OpenCV - Pipeline Image Transformations
This example shows how to manipulate the collection of images. First, the images are downloaded to the local directory. Second, they are copied to your cluster's attached HDFS.
The images are loaded from the directory (for fast prototyping, consider loading a fraction of images). Inside the dataframe, each image is a single field in the image column. The image has sub-fields (path, height, width, OpenCV type and OpenCV bytes).
from synapse.ml.opencv import toNDArray
from synapse.ml.io import *
imageDir = "wasbs://publicwasb@mmlspark.blob.core.windows.net/sampleImages"
images = spark.read.image().load(imageDir).cache()
images.printSchema()
print(images.count())
We can also alternatively stream the images with a similar api. Check the Structured Streaming Programming Guide for more details on streaming.
import time
imageStream = spark.readStream.image().load(imageDir)
query = (
imageStream.select("image.height")
.writeStream.format("memory")
.queryName("heights")
.start()
)
time.sleep(3)
print("Streaming query activity: {}".format(query.isActive))
Wait a few seconds and then try querying for the images below. Note that when streaming a directory of images that already exists it will consume all images in a single batch. If one were to move images into the directory, the streaming engine would pick up on them and send them as another batch.
heights = spark.sql("select * from heights")
print("Streamed {} heights".format(heights.count()))
After we have streamed the images we can stop the query:
from py4j.protocol import Py4JJavaError
try:
query.stop()
except Py4JJavaError as e:
print(e)
When collected from the DataFrame, the image data are stored in a Row, which is Spark's way
to represent structures (in the current example, each dataframe row has a single Image, which
itself is a Row). It is possible to address image fields by name and use toNDArray()
helper
function to convert the image into numpy array for further manipulations.
from synapse.ml.core.platform import running_on_binder
if running_on_binder():
from IPython import get_ipython
from PIL import Image
import matplotlib.pyplot as plt
data = images.take(3) # take first three rows of the dataframe
im = data[2][0] # the image is in the first column of a given row
print("image type: {}, number of fields: {}".format(type(im), len(im)))
print("image path: {}".format(im.origin))

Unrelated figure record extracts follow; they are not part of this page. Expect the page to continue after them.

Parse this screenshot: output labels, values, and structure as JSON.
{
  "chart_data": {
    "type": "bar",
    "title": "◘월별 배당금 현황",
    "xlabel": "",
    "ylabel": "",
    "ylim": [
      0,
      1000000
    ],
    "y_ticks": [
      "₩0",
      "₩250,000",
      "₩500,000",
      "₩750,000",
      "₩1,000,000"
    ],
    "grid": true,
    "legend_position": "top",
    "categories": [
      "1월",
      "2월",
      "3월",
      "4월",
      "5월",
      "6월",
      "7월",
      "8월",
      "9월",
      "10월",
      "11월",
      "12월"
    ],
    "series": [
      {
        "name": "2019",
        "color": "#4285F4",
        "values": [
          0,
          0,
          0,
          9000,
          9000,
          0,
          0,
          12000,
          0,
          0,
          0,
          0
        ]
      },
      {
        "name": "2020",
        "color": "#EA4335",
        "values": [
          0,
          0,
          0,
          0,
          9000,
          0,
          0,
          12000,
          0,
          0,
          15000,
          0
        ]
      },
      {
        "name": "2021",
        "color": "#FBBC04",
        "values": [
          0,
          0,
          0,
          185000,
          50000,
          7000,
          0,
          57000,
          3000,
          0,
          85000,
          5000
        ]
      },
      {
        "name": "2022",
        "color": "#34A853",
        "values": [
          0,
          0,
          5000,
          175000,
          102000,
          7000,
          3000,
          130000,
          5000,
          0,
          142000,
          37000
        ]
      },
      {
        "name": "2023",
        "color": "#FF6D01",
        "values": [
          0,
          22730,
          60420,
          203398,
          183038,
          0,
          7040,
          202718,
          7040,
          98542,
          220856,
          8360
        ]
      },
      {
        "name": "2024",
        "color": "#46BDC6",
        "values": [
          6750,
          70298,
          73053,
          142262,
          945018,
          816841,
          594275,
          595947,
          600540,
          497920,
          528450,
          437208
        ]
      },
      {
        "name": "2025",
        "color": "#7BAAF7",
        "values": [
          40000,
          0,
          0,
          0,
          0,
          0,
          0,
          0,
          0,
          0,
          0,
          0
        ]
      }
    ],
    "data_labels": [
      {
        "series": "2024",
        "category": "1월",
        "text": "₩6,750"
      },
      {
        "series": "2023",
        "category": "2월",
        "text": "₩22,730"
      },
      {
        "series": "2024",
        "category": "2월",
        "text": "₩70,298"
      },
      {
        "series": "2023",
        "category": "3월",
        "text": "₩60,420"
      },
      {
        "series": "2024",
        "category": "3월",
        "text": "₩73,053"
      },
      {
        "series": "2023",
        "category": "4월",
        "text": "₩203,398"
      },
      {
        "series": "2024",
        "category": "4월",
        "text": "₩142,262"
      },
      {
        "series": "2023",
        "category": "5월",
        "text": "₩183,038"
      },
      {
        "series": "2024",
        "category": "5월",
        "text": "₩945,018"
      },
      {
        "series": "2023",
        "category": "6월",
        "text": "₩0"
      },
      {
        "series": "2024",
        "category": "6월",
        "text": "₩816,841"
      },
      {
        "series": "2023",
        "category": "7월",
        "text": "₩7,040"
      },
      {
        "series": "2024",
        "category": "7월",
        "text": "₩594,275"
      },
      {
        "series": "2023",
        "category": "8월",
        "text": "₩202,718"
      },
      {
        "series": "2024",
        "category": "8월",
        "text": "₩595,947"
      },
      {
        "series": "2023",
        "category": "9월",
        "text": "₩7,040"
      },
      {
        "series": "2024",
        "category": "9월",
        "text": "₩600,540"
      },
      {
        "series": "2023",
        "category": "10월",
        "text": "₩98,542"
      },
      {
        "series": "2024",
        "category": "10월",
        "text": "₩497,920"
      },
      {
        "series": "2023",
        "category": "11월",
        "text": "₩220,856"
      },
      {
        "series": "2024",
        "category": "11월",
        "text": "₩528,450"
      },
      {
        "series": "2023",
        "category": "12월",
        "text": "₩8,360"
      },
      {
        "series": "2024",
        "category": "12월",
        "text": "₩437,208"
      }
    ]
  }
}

print("height: {}, width: {}, OpenCV type: {}".format(im.height, im.width, im.mode))
arr = toNDArray(im) # convert to numpy array
print(images.count())
plt.imshow(Image.fromarray(arr, "RGB")) # display the image inside notebook
Use ImageTransformer
for the basic image manipulation: resizing, cropping, etc.
Internally, operations are pipelined and backed by OpenCV implementation.
from synapse.ml.opencv import ImageTransformer
tr = (
ImageTransformer() # images are resized and then cropped
.setOutputCol("transformed")
.resize(size=(200, 200))
.crop(0, 0, height=180, width=180)
)
small = tr.transform(images).select("transformed")
im = small.take(3)[2][0] # take third image
plt.imshow(Image.fromarray(toNDArray(im), "RGB")) # display the image inside notebook
For the advanced image manipulations, use Spark UDFs. The SynapseML package provides conversion function between Spark Row and ndarray image representations.
from pyspark.sql.functions import udf
from synapse.ml.opencv import ImageSchema, toNDArray, toImage
def u(row):
array = toNDArray(row) # convert Image to numpy ndarray[height, width, 3]
array[:, :, 2] = 0
return toImage(array) # numpy array back to Spark Row structure
noBlueUDF = udf(u, ImageSchema)
noblue = small.withColumn("noblue", noBlueUDF(small["transformed"])).select("noblue")
im = noblue.take(3)[2][0] # take second image
plt.imshow(Image.fromarray(toNDArray(im), "RGB")) # display the image inside notebook
Images could be unrolled into the dense 1D vectors suitable for CNTK evaluation.
from synapse.ml.image import UnrollImage
unroller = UnrollImage().setInputCol("noblue").setOutputCol("unrolled")
unrolled = unroller.transform(noblue).select("unrolled")
vector = unrolled.take(1)[0][0]
print(type(vector))
len(vector.toArray())